Let the revolution begin!
MARLBORO -- The Marlboro School Board is considering directing its school administrators and staff not to test students per the federal No Child Left Behind Act.
According to a letter sent to David Larsen, interim commissioner of the Vermont Department of Education, "Implementing of Adequate Yearly Progress tests required by the NCLB will cost us in countless ways, not the least of which will be the stretching thin of our small administration, taking their time away from classroom oversight, curriculum building, staff oversight, and so on, to spend their time ministering tests that, due to our small size, will ultimately be statistically invalid."
No Child Left Behind is President Bush's sweeping education reform, aimed at improving the nation's public education system. It calls for every public school to test its students in reading and math in each grade from 3 to 8, by 2007-08. Schools that fail to show progress every year will lose federal funding, and parents will be able to remove their children from failing schools.
Since it was signed into law in January 2002, the federal mandate has been a lightning rod for education professionals who disagree with its reliance on standardized testing and accountability. With the move, the Marlboro Elementary School will draw a line in the sand, and maybe encourage other schools to join.
"We hope this action will motivate other towns to join us and take similar actions," said board member David Ahern, who has served the Marlboro school for 9 years. "We have heard that the state Department of Education and state Legislature have concerns with the law, and we want to support them."
The federal program is built on the principle that standardized tests accurately measure a student's progress, but Ahern said his school does not accept this idea.
"We are concerned with the cookie cutter effect," Ahern said. "Why should what works in a large Texas school work in a small school in Vermont?"
Beyond what the law would do to students and teachers, however, board members are also wondering what it would cost. And with their pockets already drained from rising special education expenses, the board is willing to stand up to the federal government and say that enough is enough.
"It will cost us a bundle of money to buy and administer these tests," said Chairman Dan MacArthur, who has been on the board for 20 years. "The federal government said it would pay for special education, and that never happened.

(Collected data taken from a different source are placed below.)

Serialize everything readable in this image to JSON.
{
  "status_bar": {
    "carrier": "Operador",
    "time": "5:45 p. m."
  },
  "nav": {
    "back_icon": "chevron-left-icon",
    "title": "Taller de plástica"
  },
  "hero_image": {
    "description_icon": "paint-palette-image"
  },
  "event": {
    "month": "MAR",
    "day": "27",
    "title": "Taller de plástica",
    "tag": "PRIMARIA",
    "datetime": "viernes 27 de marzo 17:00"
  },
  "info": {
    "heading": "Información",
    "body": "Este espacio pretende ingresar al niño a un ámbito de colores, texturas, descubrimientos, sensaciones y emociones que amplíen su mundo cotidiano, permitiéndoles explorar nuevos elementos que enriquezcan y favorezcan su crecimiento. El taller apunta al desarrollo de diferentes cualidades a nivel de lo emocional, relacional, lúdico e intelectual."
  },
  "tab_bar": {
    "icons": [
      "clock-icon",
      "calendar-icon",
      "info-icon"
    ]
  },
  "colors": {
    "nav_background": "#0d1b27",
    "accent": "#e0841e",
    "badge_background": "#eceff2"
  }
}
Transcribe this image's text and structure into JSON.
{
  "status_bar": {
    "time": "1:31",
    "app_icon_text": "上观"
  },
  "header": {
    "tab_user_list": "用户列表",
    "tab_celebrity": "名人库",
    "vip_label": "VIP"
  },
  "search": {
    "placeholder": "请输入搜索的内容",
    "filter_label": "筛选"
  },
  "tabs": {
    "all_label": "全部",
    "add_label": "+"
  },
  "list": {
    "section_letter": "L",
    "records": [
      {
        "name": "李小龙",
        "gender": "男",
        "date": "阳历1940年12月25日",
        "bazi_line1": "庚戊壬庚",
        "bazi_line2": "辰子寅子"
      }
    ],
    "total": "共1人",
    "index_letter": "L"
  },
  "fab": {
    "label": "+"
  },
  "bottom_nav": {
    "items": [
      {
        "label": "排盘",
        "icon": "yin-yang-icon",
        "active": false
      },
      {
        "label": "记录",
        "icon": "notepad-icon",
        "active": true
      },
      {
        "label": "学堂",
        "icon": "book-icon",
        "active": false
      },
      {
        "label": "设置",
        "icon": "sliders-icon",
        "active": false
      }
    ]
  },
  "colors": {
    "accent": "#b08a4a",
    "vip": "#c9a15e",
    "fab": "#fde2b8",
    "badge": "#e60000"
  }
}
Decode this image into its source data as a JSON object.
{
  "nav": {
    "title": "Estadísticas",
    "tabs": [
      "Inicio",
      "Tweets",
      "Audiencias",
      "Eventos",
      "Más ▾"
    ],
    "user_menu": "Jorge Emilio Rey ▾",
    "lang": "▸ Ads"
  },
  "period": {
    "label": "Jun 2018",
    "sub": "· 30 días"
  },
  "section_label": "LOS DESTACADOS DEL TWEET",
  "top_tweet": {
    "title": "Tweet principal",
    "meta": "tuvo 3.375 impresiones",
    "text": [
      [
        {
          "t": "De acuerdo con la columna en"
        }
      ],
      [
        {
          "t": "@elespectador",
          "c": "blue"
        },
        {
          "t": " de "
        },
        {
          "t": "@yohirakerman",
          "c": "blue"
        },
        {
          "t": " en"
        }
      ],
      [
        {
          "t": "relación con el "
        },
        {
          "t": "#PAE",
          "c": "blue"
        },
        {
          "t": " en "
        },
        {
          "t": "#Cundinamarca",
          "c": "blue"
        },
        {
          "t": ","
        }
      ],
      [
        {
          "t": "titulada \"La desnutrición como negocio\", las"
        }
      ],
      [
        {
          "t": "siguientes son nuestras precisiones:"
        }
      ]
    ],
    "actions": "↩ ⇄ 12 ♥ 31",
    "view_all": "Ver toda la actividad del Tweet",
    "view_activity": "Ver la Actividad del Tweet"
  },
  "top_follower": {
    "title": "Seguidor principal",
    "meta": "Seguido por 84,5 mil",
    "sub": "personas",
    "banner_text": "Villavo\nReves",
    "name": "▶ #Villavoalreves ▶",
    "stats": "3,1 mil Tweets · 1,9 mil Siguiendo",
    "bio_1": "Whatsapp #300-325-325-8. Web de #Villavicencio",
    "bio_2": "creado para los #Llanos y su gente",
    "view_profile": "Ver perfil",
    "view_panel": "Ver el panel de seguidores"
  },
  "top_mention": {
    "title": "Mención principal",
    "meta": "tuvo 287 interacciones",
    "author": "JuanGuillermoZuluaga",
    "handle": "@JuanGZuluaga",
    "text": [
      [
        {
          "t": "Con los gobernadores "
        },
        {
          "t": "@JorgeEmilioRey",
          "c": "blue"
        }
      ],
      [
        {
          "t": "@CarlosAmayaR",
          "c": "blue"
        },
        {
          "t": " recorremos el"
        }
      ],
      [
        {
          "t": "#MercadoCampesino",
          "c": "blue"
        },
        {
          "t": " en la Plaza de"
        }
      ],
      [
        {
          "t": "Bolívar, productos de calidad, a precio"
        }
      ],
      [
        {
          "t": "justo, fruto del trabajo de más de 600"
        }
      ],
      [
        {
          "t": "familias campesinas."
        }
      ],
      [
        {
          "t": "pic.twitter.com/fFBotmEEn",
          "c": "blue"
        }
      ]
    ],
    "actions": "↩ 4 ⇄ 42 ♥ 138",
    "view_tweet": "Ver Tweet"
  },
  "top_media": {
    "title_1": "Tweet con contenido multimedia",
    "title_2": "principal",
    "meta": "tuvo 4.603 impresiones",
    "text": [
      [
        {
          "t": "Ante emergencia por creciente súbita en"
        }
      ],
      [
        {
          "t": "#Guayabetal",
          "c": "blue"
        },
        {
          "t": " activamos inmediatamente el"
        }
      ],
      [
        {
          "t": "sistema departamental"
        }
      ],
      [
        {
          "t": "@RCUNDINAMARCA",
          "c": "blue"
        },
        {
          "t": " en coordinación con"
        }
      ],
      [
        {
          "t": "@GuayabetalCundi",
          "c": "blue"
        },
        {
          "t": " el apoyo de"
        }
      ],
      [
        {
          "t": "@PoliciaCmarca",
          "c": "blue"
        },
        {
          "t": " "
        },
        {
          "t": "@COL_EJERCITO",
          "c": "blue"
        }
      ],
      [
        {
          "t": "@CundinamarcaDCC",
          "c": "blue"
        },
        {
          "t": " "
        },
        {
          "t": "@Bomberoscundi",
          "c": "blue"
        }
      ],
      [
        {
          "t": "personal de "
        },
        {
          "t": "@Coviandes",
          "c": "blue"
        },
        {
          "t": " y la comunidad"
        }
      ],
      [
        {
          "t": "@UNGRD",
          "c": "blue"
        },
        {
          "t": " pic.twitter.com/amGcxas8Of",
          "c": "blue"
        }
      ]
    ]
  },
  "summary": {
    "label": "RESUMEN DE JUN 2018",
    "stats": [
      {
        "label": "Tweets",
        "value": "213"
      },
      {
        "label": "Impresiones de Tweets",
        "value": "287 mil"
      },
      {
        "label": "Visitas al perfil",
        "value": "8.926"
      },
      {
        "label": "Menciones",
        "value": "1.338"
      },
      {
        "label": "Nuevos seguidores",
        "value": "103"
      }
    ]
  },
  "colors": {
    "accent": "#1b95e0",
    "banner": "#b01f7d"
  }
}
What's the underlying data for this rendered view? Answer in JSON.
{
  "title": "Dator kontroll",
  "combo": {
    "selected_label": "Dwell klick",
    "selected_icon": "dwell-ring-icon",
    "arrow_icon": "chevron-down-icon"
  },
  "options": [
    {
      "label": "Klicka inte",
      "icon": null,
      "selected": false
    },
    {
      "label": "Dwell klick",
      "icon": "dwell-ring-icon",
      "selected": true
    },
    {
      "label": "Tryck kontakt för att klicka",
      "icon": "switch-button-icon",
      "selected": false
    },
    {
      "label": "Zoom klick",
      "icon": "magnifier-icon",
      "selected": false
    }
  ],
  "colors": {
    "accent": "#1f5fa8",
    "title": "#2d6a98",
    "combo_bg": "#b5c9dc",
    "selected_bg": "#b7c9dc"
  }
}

I just don't see the No Child Left Behind money coming down the pike."
The government is threatening failing schools with the retention of federal monies, mostly through the Title I reading funds, but Marlboro does not receive these funds.
Still, the Marlboro move echoes the cries of other schools. Earlier this month, Hazen Union High School in Hardwick announced it would turn down federal funds to avoid a provision of the NCLB Act.
Acting Vermont Education Commissioner Dave Larsen said it is his department's responsibility to implement and regulate federal laws, but that these dissenting schools are testing the regulation's reach.
"The department is reviewing the federal law, and determining what, if any, are the repercussions," of Marlboro's proposed action. "We are trying to review the law to determine what this all means," Larsen said.
For Marlboro Elementary School Principal Francie Marbury, the most frustrating aspect of the federal law is what she sees as the utter uselessness of the testing. In a small school like hers, with current enrollment at 78 students, a shift in the number of ESL or special education students could change the test scores. And if a school does not show improvements, it will be penalized.
"The concept of testing students and expecting schools to improve every year is ridiculous," Marbury said. "The whole program sends a negative message and is built on failure. I support the board's decision to not test and try and draw attention to this."
Marbury said the Marlboro school is entering uncharted waters, but the new law seems to ask more questions than it can answer. She does not know what repercussions may come, or what would happen if more schools follow their lead, but, she said, the focus needs to be on the education of her students, and not on appeasing parameters set out by federal bureaucrats.
"We need to help our teachers do the best job they can," she said, "and not spend their time trying to figure out how to jump through any educational hoops."